During our childhood Arctic cooperation was just starting, and since then it has gradually and successfully been developing. Unlike our parents we didn’t experience closed borders; quite many of us who live in the Northwest Russia studied in Norwegian, Finnish and Swedish universities in the Barents region and have good friends there.
Twenty years of international cooperation in the Arctic has ensured not only good people-to-people contacts but also effective intergovernmental interaction. Joint efforts of the Arctic states contribute to advanced research and practical solutions in the fields of environmental protection, search and rescue, infrastructure development and maintaining cultural diversity.
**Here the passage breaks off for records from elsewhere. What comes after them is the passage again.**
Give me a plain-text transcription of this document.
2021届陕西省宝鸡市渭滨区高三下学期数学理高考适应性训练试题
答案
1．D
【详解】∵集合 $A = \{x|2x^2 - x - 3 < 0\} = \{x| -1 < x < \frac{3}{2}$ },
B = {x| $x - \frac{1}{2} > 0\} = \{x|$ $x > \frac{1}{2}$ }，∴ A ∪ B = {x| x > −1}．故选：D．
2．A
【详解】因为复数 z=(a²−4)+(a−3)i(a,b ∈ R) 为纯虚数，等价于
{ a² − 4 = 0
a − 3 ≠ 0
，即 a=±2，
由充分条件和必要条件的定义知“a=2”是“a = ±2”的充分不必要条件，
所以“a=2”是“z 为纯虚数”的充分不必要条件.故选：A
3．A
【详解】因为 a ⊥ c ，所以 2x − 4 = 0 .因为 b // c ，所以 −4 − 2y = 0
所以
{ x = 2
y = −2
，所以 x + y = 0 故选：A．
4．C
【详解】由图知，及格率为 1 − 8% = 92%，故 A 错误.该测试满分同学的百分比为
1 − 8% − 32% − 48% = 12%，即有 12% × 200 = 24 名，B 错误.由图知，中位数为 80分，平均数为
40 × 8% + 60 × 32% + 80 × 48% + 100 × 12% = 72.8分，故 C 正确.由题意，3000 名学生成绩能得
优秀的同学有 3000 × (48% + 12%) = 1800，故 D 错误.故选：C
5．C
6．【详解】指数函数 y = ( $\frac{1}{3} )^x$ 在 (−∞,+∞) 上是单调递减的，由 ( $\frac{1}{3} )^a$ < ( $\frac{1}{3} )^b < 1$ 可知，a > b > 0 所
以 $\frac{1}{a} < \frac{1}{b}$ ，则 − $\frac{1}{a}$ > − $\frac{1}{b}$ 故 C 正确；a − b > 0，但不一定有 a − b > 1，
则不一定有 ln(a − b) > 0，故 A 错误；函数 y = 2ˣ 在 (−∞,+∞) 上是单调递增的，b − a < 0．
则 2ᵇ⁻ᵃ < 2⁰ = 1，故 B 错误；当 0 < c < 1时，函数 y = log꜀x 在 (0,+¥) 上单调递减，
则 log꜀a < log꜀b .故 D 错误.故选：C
Two or three years ago it was hardly possible to imagine that the current state of international relations would be characterized by such serious conflicts, tensions and disturbances on global level. Nowadays it is a reality in world politics. Fortunately the Arctic is still one of the cooperation arenas between Russia, European countries, the US and Canada. I believe it is a mission of great significance, not only for politics but also for northerners in general, to sustain peaceful relations between countries, regions and people. In my view it is important that existing collaboration within the Arctic Council, the Barents Euro-Arctic Council, the University of the Arctic, the Northern Forum, the Northern Dimension, the International Arctic Science Committee and other forms of cooperation will be supported and developed. It is also important to make sure that these organizations are represented by all the countries and stakeholders in order to be able to listen and understand each other.
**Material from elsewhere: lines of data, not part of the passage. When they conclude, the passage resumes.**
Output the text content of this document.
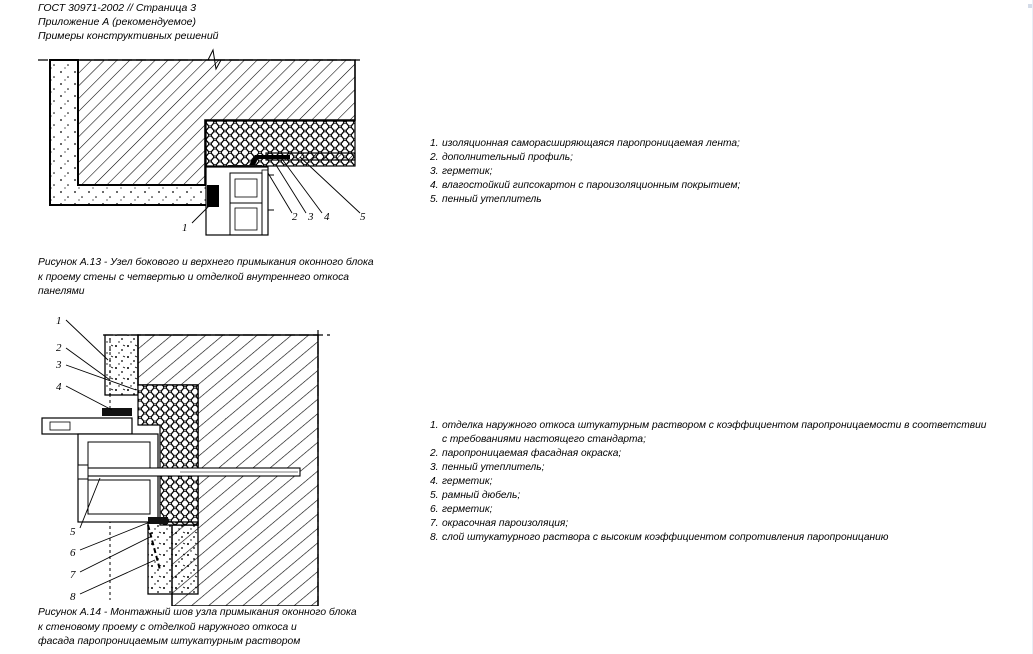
ГОСТ 30971-2002 // Страница 3
Приложение А (рекомендуемое)
Примеры конструктивных решений
1
2 3 4	5
Рисунок А.13 - Узел бокового и верхнего примыкания оконного блока
к проему стены с четвертью и отделкой внутреннего откоса
панелями
1. изоляционная саморасширяющаяся паропроницаемая лента;
2. дополнительный профиль;
3. герметик;
4. влагостойкий гипсокартон с пароизоляционным покрытием;
5. пенный утеплитель
1
2
3
4
5
6
7
8
Рисунок А.14 - Монтажный шов узла примыкания оконного блока
к стеновому проему с отделкой наружного откоса и
фасада паропроницаемым штукатурным раствором
1. отделка наружного откоса штукатурным раствором с коэффициентом паропроницаемости в соответствии
с требованиями настоящего стандарта;
2. паропроницаемая фасадная окраска;
3. пенный утеплитель;
4. герметик;
5. рамный дюбель;
6. герметик;
7. окрасочная пароизоляция;
8. слой штукатурного раствора с высоким коэффициентом сопротивления паропроницанию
As an inhabitant of the North I see that the Arctic continues to be model region of international cooperation in the future. Time has shown that prohibitions and sanctions from both sides is totally unproductive and inefficient. Our countries have more common interests than conflicts of interests. Arctic cooperation has been proving this for twenty years, and hopefully the next generations of northerners will also live in a peaceful and developing region.